10 – Habermas et son espace communicationnel participaient déjà de l’évolution vers des thèses post-modernes avec en conséquence l’abandon de la dialectique et de la nécessité de maintenir une activité critique. Tout devenait question de communication et d’information, plus rien ne relevait du politique et gouvernements. Particularismes radicaux organisés en lobbies, publicitaires, réseaux sociaux se sont engouffrés dans la brèche. Oskar Negt a critiqué la thèse de son ancien maître avec son propre concept d’espace public oppositionnel. Pour lui, la contestation n’a pas de sens si elle n’est pas saisie comme une ébauche d’un processus créatif de l’appropriation politique, qui se prolonge à travers une délibération permanente. Au sein des écoles, des Universités, des entreprises, il manque une forme politique pouvant recueillir et sédimenter les expériences oppositionnelles (in Multitudes, 4, 2009). Un vœu pieux ; cet espace n’existe plus.

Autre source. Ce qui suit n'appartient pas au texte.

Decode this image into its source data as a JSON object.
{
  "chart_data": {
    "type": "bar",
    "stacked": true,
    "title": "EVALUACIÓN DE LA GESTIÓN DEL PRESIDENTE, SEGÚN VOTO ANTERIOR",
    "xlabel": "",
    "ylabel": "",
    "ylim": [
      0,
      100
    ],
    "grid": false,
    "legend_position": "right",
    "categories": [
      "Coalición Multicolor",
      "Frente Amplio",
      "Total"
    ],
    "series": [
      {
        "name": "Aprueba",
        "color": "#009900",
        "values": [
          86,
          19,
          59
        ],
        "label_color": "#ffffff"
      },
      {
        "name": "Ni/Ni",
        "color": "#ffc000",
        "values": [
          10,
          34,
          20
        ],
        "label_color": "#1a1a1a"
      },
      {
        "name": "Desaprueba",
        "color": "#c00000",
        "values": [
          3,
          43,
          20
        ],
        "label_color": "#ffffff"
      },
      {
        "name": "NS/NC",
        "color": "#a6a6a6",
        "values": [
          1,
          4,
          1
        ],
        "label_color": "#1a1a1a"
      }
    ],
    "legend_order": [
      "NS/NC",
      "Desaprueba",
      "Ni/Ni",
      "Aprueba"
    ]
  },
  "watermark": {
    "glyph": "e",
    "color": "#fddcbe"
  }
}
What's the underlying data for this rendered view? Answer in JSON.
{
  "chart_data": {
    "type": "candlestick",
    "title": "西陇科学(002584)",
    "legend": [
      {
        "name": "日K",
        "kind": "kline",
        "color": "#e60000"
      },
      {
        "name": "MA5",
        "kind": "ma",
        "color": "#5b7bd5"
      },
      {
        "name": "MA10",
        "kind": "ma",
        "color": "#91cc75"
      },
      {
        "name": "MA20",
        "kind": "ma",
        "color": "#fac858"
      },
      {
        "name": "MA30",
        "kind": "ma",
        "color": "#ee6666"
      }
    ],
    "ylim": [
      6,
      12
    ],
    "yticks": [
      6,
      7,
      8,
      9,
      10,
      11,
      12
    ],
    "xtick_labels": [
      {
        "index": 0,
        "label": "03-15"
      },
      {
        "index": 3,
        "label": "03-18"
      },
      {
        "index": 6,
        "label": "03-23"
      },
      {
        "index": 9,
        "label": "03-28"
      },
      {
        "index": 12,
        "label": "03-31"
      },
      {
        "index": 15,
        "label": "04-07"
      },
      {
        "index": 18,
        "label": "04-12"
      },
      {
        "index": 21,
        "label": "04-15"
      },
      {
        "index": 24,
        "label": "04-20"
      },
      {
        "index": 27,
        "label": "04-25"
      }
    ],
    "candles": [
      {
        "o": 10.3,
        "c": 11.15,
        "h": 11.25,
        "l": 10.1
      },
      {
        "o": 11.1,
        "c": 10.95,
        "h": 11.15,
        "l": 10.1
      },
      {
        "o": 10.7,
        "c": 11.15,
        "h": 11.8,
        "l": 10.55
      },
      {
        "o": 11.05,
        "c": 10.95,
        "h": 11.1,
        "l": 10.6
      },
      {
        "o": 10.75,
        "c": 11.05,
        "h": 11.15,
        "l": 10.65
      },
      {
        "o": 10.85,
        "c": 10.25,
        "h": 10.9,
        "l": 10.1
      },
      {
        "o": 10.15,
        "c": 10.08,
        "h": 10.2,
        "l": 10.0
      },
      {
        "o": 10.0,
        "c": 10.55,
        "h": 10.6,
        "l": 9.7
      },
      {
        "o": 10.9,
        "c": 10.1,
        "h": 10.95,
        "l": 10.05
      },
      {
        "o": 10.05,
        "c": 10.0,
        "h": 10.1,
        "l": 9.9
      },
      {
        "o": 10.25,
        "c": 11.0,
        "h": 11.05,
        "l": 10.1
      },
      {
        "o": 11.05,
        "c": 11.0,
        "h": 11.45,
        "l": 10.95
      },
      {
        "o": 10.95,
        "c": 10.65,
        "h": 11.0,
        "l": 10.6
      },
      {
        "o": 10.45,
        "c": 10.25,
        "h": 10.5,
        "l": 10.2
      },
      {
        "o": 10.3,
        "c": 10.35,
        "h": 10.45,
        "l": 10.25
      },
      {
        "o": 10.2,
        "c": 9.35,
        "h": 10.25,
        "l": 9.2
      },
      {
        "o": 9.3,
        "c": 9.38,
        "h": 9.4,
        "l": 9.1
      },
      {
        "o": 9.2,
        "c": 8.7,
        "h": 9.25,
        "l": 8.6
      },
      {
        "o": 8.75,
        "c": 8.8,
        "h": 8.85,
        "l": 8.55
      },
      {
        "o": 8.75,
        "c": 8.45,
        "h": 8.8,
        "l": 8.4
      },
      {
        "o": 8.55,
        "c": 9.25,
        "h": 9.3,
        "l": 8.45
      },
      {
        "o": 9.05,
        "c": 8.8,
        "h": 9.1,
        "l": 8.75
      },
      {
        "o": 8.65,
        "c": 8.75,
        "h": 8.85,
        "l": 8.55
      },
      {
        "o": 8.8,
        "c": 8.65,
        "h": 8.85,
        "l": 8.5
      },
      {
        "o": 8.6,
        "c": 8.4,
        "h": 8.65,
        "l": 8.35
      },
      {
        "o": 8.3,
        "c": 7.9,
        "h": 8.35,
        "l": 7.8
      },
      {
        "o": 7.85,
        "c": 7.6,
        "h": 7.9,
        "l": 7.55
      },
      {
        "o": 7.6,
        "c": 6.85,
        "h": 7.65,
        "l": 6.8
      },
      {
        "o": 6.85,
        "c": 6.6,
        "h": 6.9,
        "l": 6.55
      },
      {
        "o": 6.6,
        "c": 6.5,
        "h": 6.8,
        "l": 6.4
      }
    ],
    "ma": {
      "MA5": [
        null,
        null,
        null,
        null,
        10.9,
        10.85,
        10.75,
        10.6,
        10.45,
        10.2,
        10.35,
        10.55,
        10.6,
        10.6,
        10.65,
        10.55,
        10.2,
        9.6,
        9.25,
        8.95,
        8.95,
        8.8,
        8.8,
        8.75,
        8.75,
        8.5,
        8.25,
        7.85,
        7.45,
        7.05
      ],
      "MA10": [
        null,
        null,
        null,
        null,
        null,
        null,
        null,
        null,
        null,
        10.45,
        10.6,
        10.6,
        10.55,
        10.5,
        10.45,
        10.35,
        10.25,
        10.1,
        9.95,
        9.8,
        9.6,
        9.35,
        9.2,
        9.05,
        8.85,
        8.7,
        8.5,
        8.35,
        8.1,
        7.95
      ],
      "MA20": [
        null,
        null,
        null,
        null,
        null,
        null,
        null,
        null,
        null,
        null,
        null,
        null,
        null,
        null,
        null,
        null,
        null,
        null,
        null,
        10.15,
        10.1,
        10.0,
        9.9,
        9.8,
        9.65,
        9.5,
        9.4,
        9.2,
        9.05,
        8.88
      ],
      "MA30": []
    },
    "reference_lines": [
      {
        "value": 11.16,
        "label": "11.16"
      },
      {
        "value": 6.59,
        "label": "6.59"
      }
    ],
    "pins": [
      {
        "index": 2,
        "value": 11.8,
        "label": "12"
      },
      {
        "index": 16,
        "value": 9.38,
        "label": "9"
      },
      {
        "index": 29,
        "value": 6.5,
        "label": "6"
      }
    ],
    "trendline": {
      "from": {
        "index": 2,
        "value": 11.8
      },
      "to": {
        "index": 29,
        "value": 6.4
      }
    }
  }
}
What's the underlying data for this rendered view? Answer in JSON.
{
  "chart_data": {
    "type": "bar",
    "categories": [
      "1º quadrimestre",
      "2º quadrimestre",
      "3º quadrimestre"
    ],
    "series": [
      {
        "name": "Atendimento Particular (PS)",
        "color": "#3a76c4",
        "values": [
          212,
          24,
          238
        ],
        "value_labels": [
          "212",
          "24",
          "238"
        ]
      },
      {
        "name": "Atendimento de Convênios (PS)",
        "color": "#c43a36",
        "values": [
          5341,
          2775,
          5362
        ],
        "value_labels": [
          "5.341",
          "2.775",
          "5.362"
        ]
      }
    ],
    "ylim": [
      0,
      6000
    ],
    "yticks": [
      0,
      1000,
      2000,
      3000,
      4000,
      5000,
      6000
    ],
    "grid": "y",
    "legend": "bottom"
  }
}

11 – Les individus sous l’Ancien Régime n’étaient pas des sujets au sens bourgeois du terme ni au sens du cogito cartésien c’est-à-dire au sens actif (« sujet à » une activité plus ou moins autonome) ; ils étaient avant tout sujets du roi comme assujettis à lui, au sens passif du terme (« sujets de », à l’activité autonome réduite, même si les embryons de sujets bourgeois bourgeonnaient déjà). C’est d’ailleurs pour cette raison que les philosophes et révolutionnaires anglais voulaient asseoir leur révolution sur la propriété privée qui seule pouvait donner un fondement objectif à la qualité de sujet. Il existait certes un espace public, car il paraissait des pamphlets et des journaux, il se produisait des émeutes, il y avait de l’intermédiaire avec les parlements régionaux et les assemblées de village, mais c’est très limité et d’ailleurs la notion d’opinion publique n’avait pas le sens vulgaire qu’elle a pris dans la démocratie. L’opinion publique ne recouvrait que l’opinion qui méritait d’être rendue publique.
12 – Le chapeau de la rédaction de Lundi matin à ce texte parle d’hébétude dans laquelle sont plongés les individus : « Qu’elle serve (la crise sanitaire) désormais ouvertement de cheval de Troie aux pires poussées réactionnaires autant qu’à l’instauration de dispositifs de contrôle inédits n’est pas surprenant, ce qui l’est davantage c’est l’hébétude dont nous ne parvenons pas à sortir nous-mêmes. » L’hébétude c’est un état de conscience engourdi, abruti suite à un choc affectif ; un état proche de la confusion mentale.
13 – Cf. Interventions numéro 18 (août 2021), « Les manifestations contre le passe sanitaire : un non-mouvement ? » : http://tempscritiques.free.fr/spip.php?article500.
14 – Sur cette notion d’embrouille, cf. Georges Ballandier, Le pouvoir sur scènes, Paris, Balland, 1992, p. 95. Il n’appréhende pas seulement l’embrouille comme l’exercice de la ruse en politique, mais également comme une modalité d’intervention dans l’ordre du symbolique. Il s’agit de détruire l’ordre symbolique du droit comme droit protecteur au profit d’une adhésion à l’ordre du pouvoir.